In the summer of 2016, a woman in Amsterdam received a letter from the mayor’s office. It informed her that not only had one of her sons – who’d often had trouble with the police – been placed on a list of violent criminal youths, but her other son had been put on a separate database of teenagers who might become criminals in due course.
The second list had been compiled with the help of ProKid, a machine-learning system designed by academics in conjunction with Dutch police. In a scenario reminiscent of Philip K Dick’s novella Minority Report, ProKid used data as wide-ranging as a young person’s address, their relationships, whether they had been arrested (not charged or convicted), whether they had been a “victim or witness of a crime”, and whether they had even been truant from school, to predict whether children aged between 12 and 18 would get involved with crime. The premise was that if the state could intervene in each child’s life now, through social services, psychologists and engagement at school, it could prevent that happening.
In reality, ProKid often had the opposite effect.
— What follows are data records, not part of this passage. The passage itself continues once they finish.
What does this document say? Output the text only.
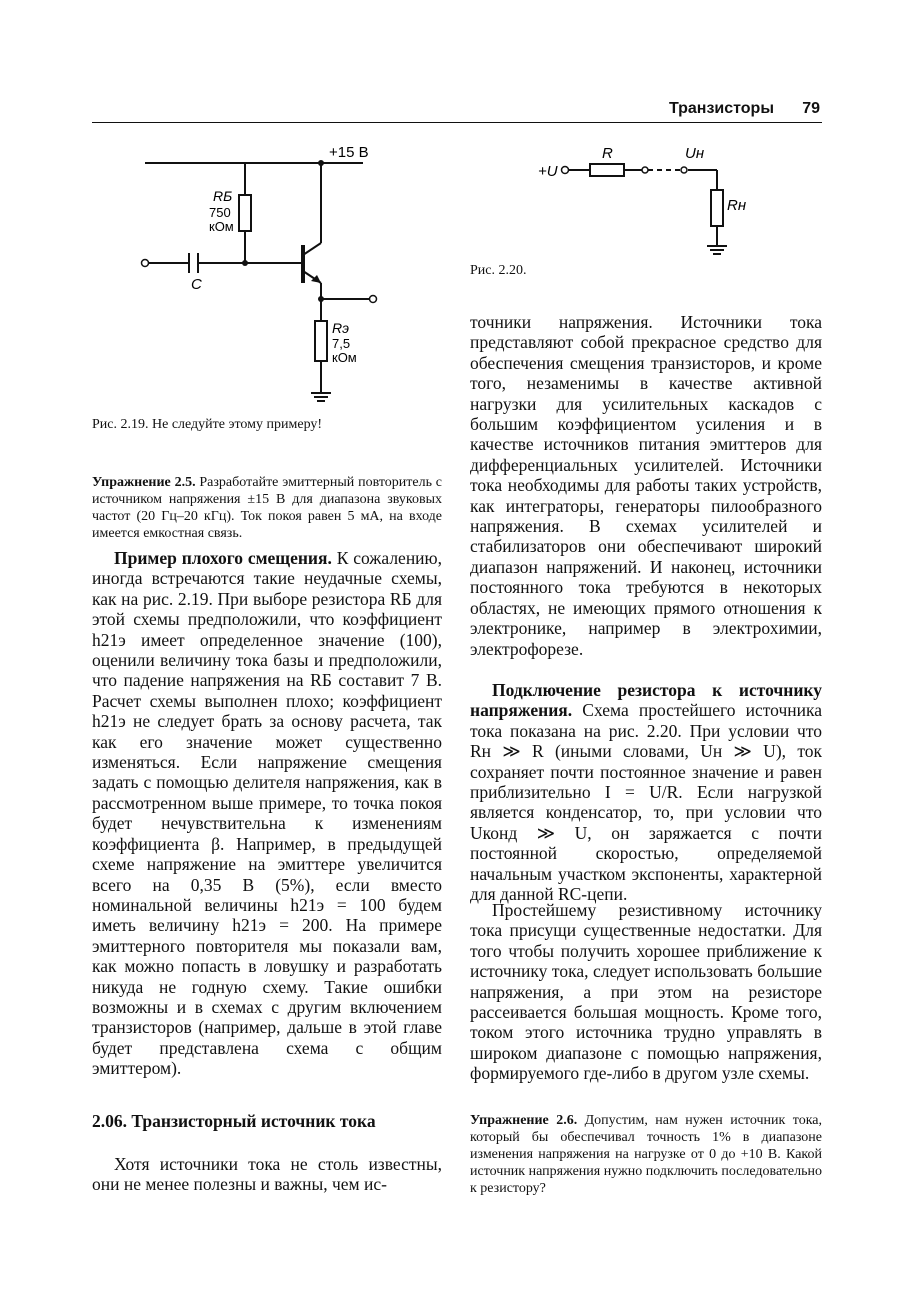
Транзисторы 79
+15 В
RБ
750
кОм
C
Rэ
7,5
кОм
Рис. 2.19. Не следуйте этому примеру!
Упражнение 2.5. Разработайте эмиттерный повторитель с источником напряжения ±15 В для диапазона звуковых частот (20 Гц–20 кГц). Ток покоя равен 5 мА, на входе имеется емкостная связь.

Пример плохого смещения. К сожалению, иногда встречаются такие неудачные схемы, как на рис. 2.19. При выборе резистора RБ для этой схемы предположили, что коэффициент h21э имеет определенное значение (100), оценили величину тока базы и предположили, что падение напряжения на RБ составит 7 В. Расчет схемы выполнен плохо; коэффициент h21э не следует брать за основу расчета, так как его значение может существенно изменяться. Если напряжение смещения задать с помощью делителя напряжения, как в рассмотренном выше примере, то точка покоя будет нечувствительна к изменениям коэффициента β. Например, в предыдущей схеме напряжение на эмиттере увеличится всего на 0,35 В (5%), если вместо номинальной величины h21э = 100 будем иметь величину h21э = 200. На примере эмиттерного повторителя мы показали вам, как можно попасть в ловушку и разработать никуда не годную схему. Такие ошибки возможны и в схемах с другим включением транзисторов (например, дальше в этой главе будет представлена схема с общим эмиттером).

2.06. Транзисторный источник тока

Хотя источники тока не столь известны, они не менее полезны и важны, чем ис-

+U
R	Uн
Rн
Рис. 2.20.

точники напряжения. Источники тока представляют собой прекрасное средство для обеспечения смещения транзисторов, и кроме того, незаменимы в качестве активной нагрузки для усилительных каскадов с большим коэффициентом усиления и в качестве источников питания эмиттеров для дифференциальных усилителей. Источники тока необходимы для работы таких устройств, как интеграторы, генераторы пилообразного напряжения. В схемах усилителей и стабилизаторов они обеспечивают широкий диапазон напряжений. И наконец, источники постоянного тока требуются в некоторых областях, не имеющих прямого отношения к электронике, например в электрохимии, электрофорезе.

Подключение резистора к источнику напряжения. Схема простейшего источника тока показана на рис. 2.20. При условии что Rн ≫ R (иными словами, Uн ≫ U), ток сохраняет почти постоянное значение и равен приблизительно I = U/R. Если нагрузкой является конденсатор, то, при условии что Uконд ≫ U, он заряжается с почти постоянной скоростью, определяемой начальным участком экспоненты, характерной для данной RC-цепи.

Простейшему резистивному источнику тока присущи существенные недостатки. Для того чтобы получить хорошее приближение к источнику тока, следует использовать большие напряжения, а при этом на резисторе рассеивается большая мощность. Кроме того, током этого источника трудно управлять в широком диапазоне с помощью напряжения, формируемого где-либо в другом узле схемы.

Упражнение 2.6. Допустим, нам нужен источник тока, который бы обеспечивал точность 1% в диапазоне изменения напряжения на нагрузке от 0 до +10 В. Какой источник напряжения нужно подключить последовательно к резистору?
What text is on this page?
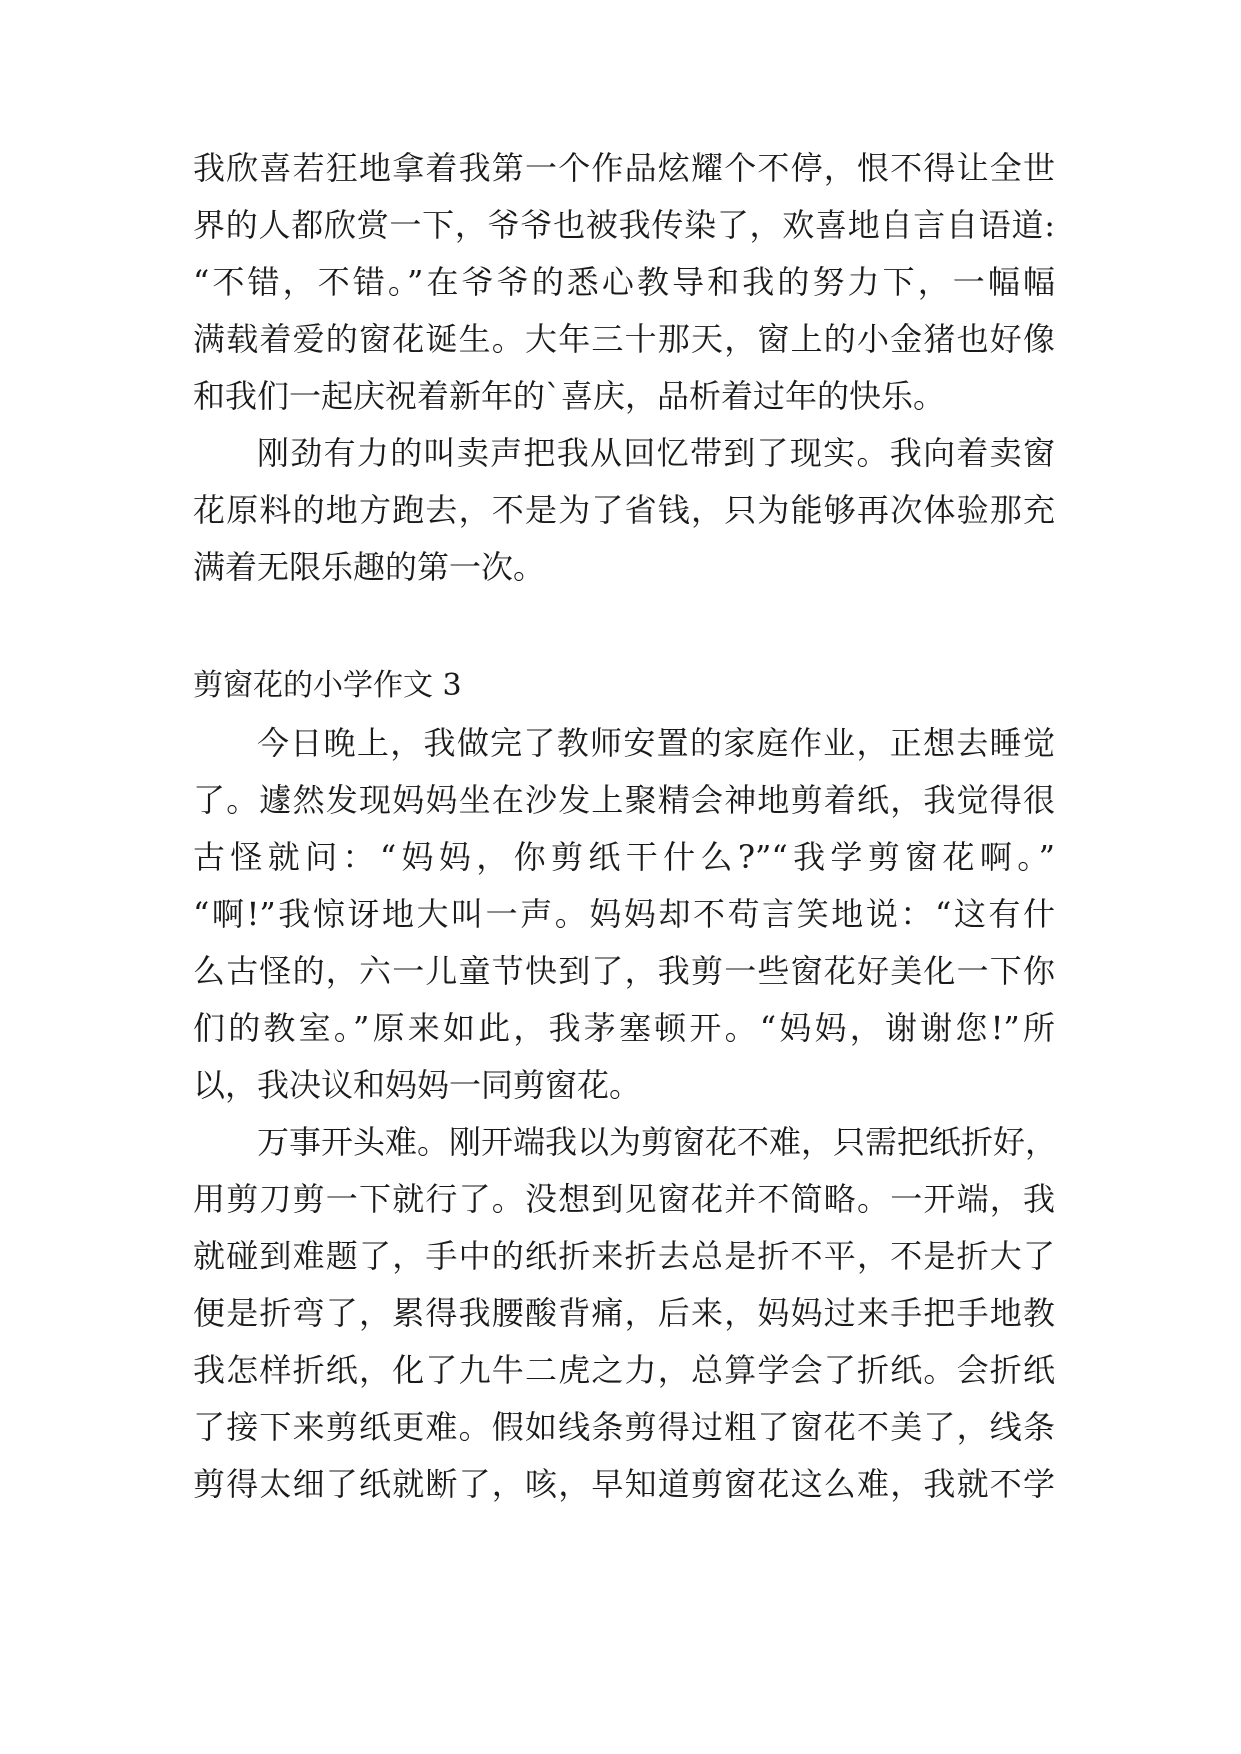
我欣喜若狂地拿着我第一个作品炫耀个不停，恨不得让全世
界的人都欣赏一下，爷爷也被我传染了，欢喜地自言自语道:
“不错，不错。”在爷爷的悉心教导和我的努力下，一幅幅
满载着爱的窗花诞生。大年三十那天，窗上的小金猪也好像
和我们一起庆祝着新年的`喜庆，品析着过年的快乐。
刚劲有力的叫卖声把我从回忆带到了现实。我向着卖窗
花原料的地方跑去，不是为了省钱，只为能够再次体验那充
满着无限乐趣的第一次。
剪窗花的小学作文 3
今日晚上，我做完了教师安置的家庭作业，正想去睡觉
了。遽然发现妈妈坐在沙发上聚精会神地剪着纸，我觉得很
古怪就问：“妈妈，你剪纸干什么?”“我学剪窗花啊。”
“啊!”我惊讶地大叫一声。妈妈却不苟言笑地说：“这有什
么古怪的，六一儿童节快到了，我剪一些窗花好美化一下你
们的教室。”原来如此，我茅塞顿开。“妈妈，谢谢您!”所
以，我决议和妈妈一同剪窗花。
万事开头难。刚开端我以为剪窗花不难，只需把纸折好，
用剪刀剪一下就行了。没想到见窗花并不简略。一开端，我
就碰到难题了，手中的纸折来折去总是折不平，不是折大了
便是折弯了，累得我腰酸背痛，后来，妈妈过来手把手地教
我怎样折纸，化了九牛二虎之力，总算学会了折纸。会折纸
了接下来剪纸更难。假如线条剪得过粗了窗花不美了，线条
剪得太细了纸就断了，咳，早知道剪窗花这么难，我就不学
Children couldn’t understand why they had been stigmatised, and often turned to crime precisely because they felt authorities already saw them as criminals. The mother of the 16-year-old in Amsterdam calls it “a crazy system”, and tells journalist Madhumita Murgia: “It messed his life up.”
As Murgia shows in Code Dependent, her wide-ranging and mildly terrifying book on artificial intelligence, there’s often little explanation of how an AI system makes such decisions, or how to change its rulings. A freedom-of-information request revealed that even Amsterdam’s city authorities “had little idea why the algorithmic system had chosen specific families over others”. These were “opaque systems whose internal workings weren’t fully explainable even by their architects”.